HOW TO BREW WITH A CHEMEX

  • DOSAGE

    Adjust amount of ground coffee and water depending on quantity of brewed coffee desired. Ratio is 15:1.

  • GRIND

    Medium course

  • TEMPERATURE

    Between 195°F and 205°F

  • BLOOM

    30 seconds

  • TOTAL TIME

    5-10 Minutes

Method

  1. Pre-heat and rinse the filter and brewer thoroughly with hot water. Only use white Chemex filters. The brown ones taste strongly of paper. Place the brewer on the scale and tare the scale.
  2. Grind beans and immediately load freshly ground coffee into the filter/brewer. Do not pre-grind coffee and do not buy ground coffee. Recheck the weight of the grounds. Tare the scale.
  3. Pre-Infuse the grounds by pouring into the center and circling outward. Make sure the whole surface is wet, about twice the weight of the coffee in hot water. This is called the bloom.
  4. Wait 30 seconds. Watch the coffee “bloom”.
  5. Over 60-90 seconds, pour approximately half the total weight of water in concentric circles, making sure not to breach the outer edge of the grounds. Do not pour directly on the filter.
  6. Stop pouring until almost all the water has dripped through, then repeat the pour in step 5 until you’ve reached the desired weight/quantity.
  7. Let the mixture drain then remove the filter. Drink and enjoy!
  8. If the grind is correct, the brew will finish in 5-10 minutes. Grind finer if the coffee drains too quickly, coarser if it drains too slowly. Enjoy!
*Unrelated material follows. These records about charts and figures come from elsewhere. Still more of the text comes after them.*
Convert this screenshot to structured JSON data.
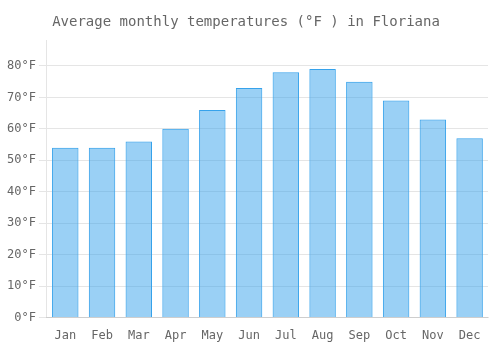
{
  "chart_data": {
    "type": "bar",
    "title": "Average monthly temperatures (°F ) in Floriana",
    "categories": [
      "Jan",
      "Feb",
      "Mar",
      "Apr",
      "May",
      "Jun",
      "Jul",
      "Aug",
      "Sep",
      "Oct",
      "Nov",
      "Dec"
    ],
    "values": [
      54,
      54,
      56,
      60,
      66,
      73,
      78,
      79,
      75,
      69,
      63,
      57
    ],
    "ylim": [
      0,
      88
    ],
    "yticks": [
      {
        "value": 0,
        "label": "0°F"
      },
      {
        "value": 10,
        "label": "10°F"
      },
      {
        "value": 20,
        "label": "20°F"
      },
      {
        "value": 30,
        "label": "30°F"
      },
      {
        "value": 40,
        "label": "40°F"
      },
      {
        "value": 50,
        "label": "50°F"
      },
      {
        "value": 60,
        "label": "60°F"
      },
      {
        "value": 70,
        "label": "70°F"
      },
      {
        "value": 80,
        "label": "80°F"
      }
    ],
    "grid": true
  }
}
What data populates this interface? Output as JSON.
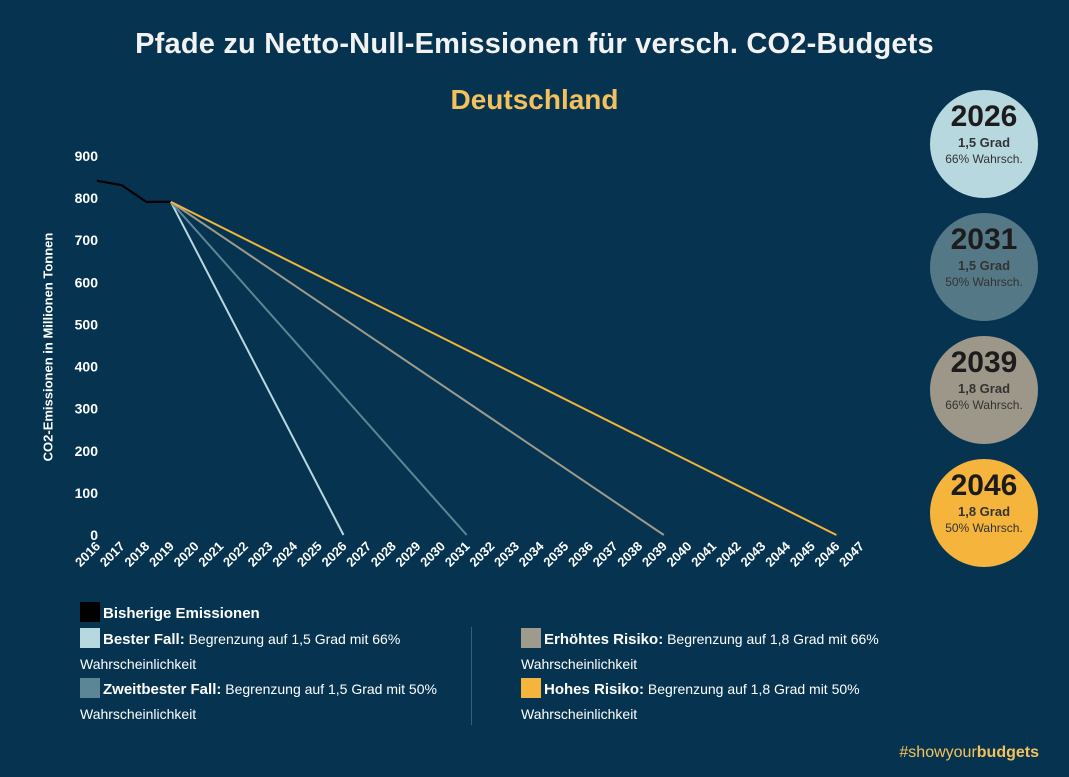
{
  "title": "Pfade zu Netto-Null-Emissionen für versch. CO2-Budgets",
  "subtitle": "Deutschland",
  "chart_data": {
    "type": "line",
    "ylabel": "CO2-Emissionen in Millionen Tonnen",
    "xlabel": "",
    "xlim": [
      2016,
      2047
    ],
    "ylim": [
      0,
      900
    ],
    "yticks": [
      0,
      100,
      200,
      300,
      400,
      500,
      600,
      700,
      800,
      900
    ],
    "xticks": [
      2016,
      2017,
      2018,
      2019,
      2020,
      2021,
      2022,
      2023,
      2024,
      2025,
      2026,
      2027,
      2028,
      2029,
      2030,
      2031,
      2032,
      2033,
      2034,
      2035,
      2036,
      2037,
      2038,
      2039,
      2040,
      2041,
      2042,
      2043,
      2044,
      2045,
      2046,
      2047
    ],
    "grid": false,
    "series": [
      {
        "name": "Bisherige Emissionen",
        "color": "#000000",
        "x": [
          2016,
          2017,
          2018,
          2019
        ],
        "y": [
          841,
          831,
          791,
          791
        ]
      },
      {
        "name": "Bester Fall",
        "color": "#b8d8e0",
        "x": [
          2019,
          2026
        ],
        "y": [
          791,
          0
        ]
      },
      {
        "name": "Zweitbester Fall",
        "color": "#5d8695",
        "x": [
          2019,
          2031
        ],
        "y": [
          791,
          0
        ]
      },
      {
        "name": "Erhöhtes Risiko",
        "color": "#9e9a8c",
        "x": [
          2019,
          2039
        ],
        "y": [
          791,
          0
        ]
      },
      {
        "name": "Hohes Risiko",
        "color": "#f5b43b",
        "x": [
          2019,
          2046
        ],
        "y": [
          791,
          0
        ]
      }
    ]
  },
  "circles": [
    {
      "year": "2026",
      "degree": "1,5 Grad",
      "prob": "66% Wahrsch.",
      "color": "#b8d8e0"
    },
    {
      "year": "2031",
      "degree": "1,5 Grad",
      "prob": "50% Wahrsch.",
      "color": "#557886"
    },
    {
      "year": "2039",
      "degree": "1,8 Grad",
      "prob": "66% Wahrsch.",
      "color": "#9c9788"
    },
    {
      "year": "2046",
      "degree": "1,8 Grad",
      "prob": "50% Wahrsch.",
      "color": "#f5b43b"
    }
  ],
  "legend": {
    "historic": {
      "label": "Bisherige Emissionen",
      "color": "#000000"
    },
    "items": [
      {
        "label": "Bester Fall:",
        "desc": "Begrenzung auf 1,5 Grad mit 66%",
        "wrap": "Wahrscheinlichkeit",
        "color": "#b8d8e0"
      },
      {
        "label": "Zweitbester Fall:",
        "desc": "Begrenzung auf 1,5 Grad mit 50%",
        "wrap": "Wahrscheinlichkeit",
        "color": "#5d8695"
      },
      {
        "label": "Erhöhtes Risiko:",
        "desc": "Begrenzung auf 1,8 Grad mit 66%",
        "wrap": "Wahrscheinlichkeit",
        "color": "#9e9a8c"
      },
      {
        "label": "Hohes Risiko:",
        "desc": "Begrenzung auf 1,8 Grad mit 50%",
        "wrap": "Wahrscheinlichkeit",
        "color": "#f5b43b"
      }
    ]
  },
  "hashtag": {
    "part1": "#showyour",
    "part2": "budgets"
  }
}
HOW TO BREW WITH A FRENCH PRESS

  • DOSAGE

    40g of coffee to 600g of water = 20 ounces of brewed coffee

  • GRIND

    Coarse

  • TEMPERATURE

    Between 195°F and 205°F

  • BLOOM

    Make sure the surface is wet (approximately 80 grams of water) and let sit for 30 seconds to allow coffee to off gas

  • TOTAL TIME

    4-6 Minutes

Method

  1. Fill the entire press with boiling hot water to pre-heat. Dump hot water into mug to pre-heat it before brewing.
  2. Grind beans and immediately load freshly ground coffee into the press. Do not pre-grind coffee and do not buy ground coffee.
    Pre-Infuse the grounds by pouring into the center and circling outward. Make sure the whole surface is wet, about 80 grams of water. This is called the bloom.
  3. Wait 30 seconds. Watch the coffee “bloom”.
  4. Over 60-90 seconds, gently pour 600 grams water in concentric circles.
  5. Stir with a wooden spoon.
  6. Cover with top and press down until screen is just touching the coffee.
  7. Set timer and steep for 4 minutes.
  8. Press slowly.
  9. Pour and enjoy!

HOW TO BREW WITH A AEROPRESS

  • AEROPRESS FILTER

    White Only

  • DOSAGE

    20 grams of coffee

  • TEMPERATURE

    205°F

  • GRINDER, SPOON & STIRRER

Method

  1. Measure and Grind: Measure and grind 20g of coffee about as fine as table salt.
  2. Prepare the AeroPress: Put the filter in the basket. Rinse the brewer and filter with hot water to preheat the brewer and rinse out the paper flavor from the filter. Preheat the mug with hot water.
  3. Add coffee: Attach the basket with filter in it to the bottom of the brewer and place it on top of the mug. Add coffee.
  4. Add water: Pour enough water to saturate the grounds. Swirl to make sure they’re all wet. Wait 20-30 seconds for the grounds to bloom. Pour water to about ½ inch shy of the top. Stir a few times without touching the filter.
  5. Press: Gently put the plunger in the top of the brewer and then plunge slowly until all the liquid is out and you hear a slight hiss. Remove the Aeropress from the mug.

Enjoy your coffee!

This method makes about 8 ounces of strong coffee. Add hot water if it’s too strong.

Clean your Aeropress

Take off the basket and pop out the coffee grounds and filter by pressing the plunger through. Rinse all the parts with hot water and leave out and separate to air dry.